メディアが報道したくなるエッセンスをちりばめてあるのがよくわかります。
- 科学的な説明がつかないが、それは現在の科学体系とは異なる理論があるため
- デモンストレーションで動作するものをみせる
- 特許出願中 (審査請求中ではない)
- 海外からも注目されている
- 専門家がコメントをする
新聞記者は科学の専門家ではないので、専門家の裏づけがあると安易に信じてしまう。彼らほど権威に弱い業種も少ない。
似非科学を発表するほうはなにも全ての記者をだます必要はない、たった一人、どこでもよいので記者をだまして大手メディアに取り上げてもらえればよい。メディアがだまされると、メディアを盲目的に信用している投資家を騙すための格好の武器になります。
新聞社などの大手メディアがこの種の報道をするのは、検証能力が欠けるためだけではない。多少怪しくても、エンターテインメントとして、読者が面白いとおもえる内容であれば報道したくなるためです。
エンターテインメントであれば似非であれ詐欺であれ、物事の実態を正しく伝えるのがマスメディアのジャーナリズムであるのだが、「視聴者・読者が興味を持つか」が優先され、物事の本質を見抜くことをおろそかにしているのでしょう。
先週の東洋経済で取り上げられていた音力発電が、NHK教育のサイエンスZEROで取り上げられていました。題材が「減らせ!エネルギーロス ~ 熱再利用技術~」というもので、前半はペルチェ素子で熱から発電する話でしたが、後半にいきなり音力発電が紹介されはじめました。

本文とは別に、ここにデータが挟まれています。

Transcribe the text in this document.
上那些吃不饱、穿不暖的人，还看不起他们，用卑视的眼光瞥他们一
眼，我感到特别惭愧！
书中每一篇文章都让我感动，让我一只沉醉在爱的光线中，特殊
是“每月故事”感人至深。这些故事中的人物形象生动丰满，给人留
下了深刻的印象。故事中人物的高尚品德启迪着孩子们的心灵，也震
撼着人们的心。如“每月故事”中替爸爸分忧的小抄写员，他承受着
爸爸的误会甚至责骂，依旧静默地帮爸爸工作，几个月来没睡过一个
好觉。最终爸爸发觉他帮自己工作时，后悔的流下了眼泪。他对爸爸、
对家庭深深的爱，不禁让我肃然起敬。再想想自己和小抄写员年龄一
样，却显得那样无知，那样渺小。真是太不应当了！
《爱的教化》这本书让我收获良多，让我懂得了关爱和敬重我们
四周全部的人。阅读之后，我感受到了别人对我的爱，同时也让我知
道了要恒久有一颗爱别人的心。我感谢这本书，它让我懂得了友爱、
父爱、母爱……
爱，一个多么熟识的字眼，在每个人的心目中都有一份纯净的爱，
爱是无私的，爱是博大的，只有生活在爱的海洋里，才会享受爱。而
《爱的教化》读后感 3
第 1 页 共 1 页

ペルチェ素子に対してピエゾ素子を紹介するのは科学的教導番組としてはセンスが良いです。しかし、エネルギーの再利用という観点からいうと音力発電を紹介するのは妥当ではありません。音力発電はピエゾ素子の材料研究をしている企業ではなく、おもちゃを作っているエンターテインメント企業です。このような会社に技術企業の幻影をみせてしまうのでナンセンスです。
ウォーターエネルギーシステムを発表していたジェネパックスも今はホームページを閉鎖していますしね・・・。